Rsync over SSHFS hangs

rackspace-cloud-sitesrsyncsshfs

I have sshfs setup to connect to another system (Rackspace Cloud Sites) that I don't have ssh access to (but for some reason I can use sshfs? Go figure). I'm attempting to rsync files from the sshfs mount to my local disk. It's several thousand small files (1k-200k). Sometimes, the rsync will just pause and hang for a while on files that are very small. It will pause on, say a 10k text file for like 5 minutes, then it will continue.

Is there anyplace I can look on my machine to determine why rsync would be hanging like this? Or is there a good chance it's simply a problem on the other end that I can't do anything about?

My rsync options are simply -avrP.

Best Answer

Alright, I'm going to take a stab at this, because I think my idea makes sense.

You are dealing with multiple caches in this case, and that's what is tripping you up, I think.

The first thing that rsync does is to determine which files it needs to transfer. It usually does this by spawning an instance of rsync at the remote side, reading the metadata for each of the files in the directory on the source, while at the same time reading metadata for the local files, and then the two metadata sets are compared. Anything newer (or different, depending on the rsync options) gets transferred.

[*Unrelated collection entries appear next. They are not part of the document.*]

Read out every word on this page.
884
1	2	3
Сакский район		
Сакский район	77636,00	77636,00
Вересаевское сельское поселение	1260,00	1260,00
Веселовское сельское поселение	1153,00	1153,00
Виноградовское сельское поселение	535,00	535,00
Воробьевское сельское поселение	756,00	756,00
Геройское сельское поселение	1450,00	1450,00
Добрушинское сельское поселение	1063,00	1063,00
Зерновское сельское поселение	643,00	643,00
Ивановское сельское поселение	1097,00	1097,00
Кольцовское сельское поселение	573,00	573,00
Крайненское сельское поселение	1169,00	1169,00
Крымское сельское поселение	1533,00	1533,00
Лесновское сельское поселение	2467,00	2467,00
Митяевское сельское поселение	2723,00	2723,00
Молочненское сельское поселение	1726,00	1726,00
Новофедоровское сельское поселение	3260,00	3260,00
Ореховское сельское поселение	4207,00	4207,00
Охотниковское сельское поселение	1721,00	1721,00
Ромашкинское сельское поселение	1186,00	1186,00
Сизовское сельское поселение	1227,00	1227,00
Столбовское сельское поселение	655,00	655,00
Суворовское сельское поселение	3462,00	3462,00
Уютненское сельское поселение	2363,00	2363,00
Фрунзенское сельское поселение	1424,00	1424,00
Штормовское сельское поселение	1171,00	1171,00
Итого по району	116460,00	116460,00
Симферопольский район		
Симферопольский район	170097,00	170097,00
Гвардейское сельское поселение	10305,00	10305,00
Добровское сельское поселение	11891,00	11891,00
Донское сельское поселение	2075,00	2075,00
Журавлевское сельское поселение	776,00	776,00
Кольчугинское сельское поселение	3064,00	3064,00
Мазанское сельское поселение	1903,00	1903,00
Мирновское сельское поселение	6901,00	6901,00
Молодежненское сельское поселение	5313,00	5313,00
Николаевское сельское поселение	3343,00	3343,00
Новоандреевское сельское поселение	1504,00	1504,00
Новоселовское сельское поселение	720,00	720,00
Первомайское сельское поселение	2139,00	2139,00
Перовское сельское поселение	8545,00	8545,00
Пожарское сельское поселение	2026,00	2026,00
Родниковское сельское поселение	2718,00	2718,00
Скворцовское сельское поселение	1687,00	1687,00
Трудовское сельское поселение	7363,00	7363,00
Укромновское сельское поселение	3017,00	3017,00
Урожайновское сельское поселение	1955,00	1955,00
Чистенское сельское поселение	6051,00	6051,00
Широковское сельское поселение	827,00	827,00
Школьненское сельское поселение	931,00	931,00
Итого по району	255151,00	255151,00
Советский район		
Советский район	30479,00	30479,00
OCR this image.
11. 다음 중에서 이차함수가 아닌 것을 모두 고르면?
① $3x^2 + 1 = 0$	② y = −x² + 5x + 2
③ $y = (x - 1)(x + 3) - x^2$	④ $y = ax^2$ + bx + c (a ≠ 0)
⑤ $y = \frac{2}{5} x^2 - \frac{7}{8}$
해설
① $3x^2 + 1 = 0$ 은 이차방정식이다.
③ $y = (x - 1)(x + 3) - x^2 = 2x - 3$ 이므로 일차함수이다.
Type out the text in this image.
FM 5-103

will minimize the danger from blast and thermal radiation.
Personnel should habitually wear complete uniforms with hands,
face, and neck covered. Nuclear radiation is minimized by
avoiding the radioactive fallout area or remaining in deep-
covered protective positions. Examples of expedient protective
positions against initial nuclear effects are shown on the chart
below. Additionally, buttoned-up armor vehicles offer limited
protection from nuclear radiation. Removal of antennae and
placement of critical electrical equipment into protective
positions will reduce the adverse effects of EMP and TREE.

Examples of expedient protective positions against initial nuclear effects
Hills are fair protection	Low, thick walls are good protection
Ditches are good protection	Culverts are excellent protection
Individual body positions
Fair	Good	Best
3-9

You don't have a "remote side", according to rsync. You're working "locally", so it will iterate over both directories, the source and the destination.

This is very disk intensive, particularly with a ton of small files - the more files, the more discrete disk operations. This causes a lot of disk thrashing, plus it fills the cache with the metadata from those files.

Notice that this happens all the way down the stack. Your local machine caches metadata from the FUSE filesystem you've got mounted over ssh AND the local directory. The remote machine caches metadata from the local disk mount. And the VM host that your remote machine is running on is almost certainly overcommitted and giving you ballooned memory.

I suspect that it's very likely that you're crossing thresholds when it freezes, and everything has to catch up and either decache or swap.

I would be very interested to see if this happens when you do rsync over ssh without the disk mount.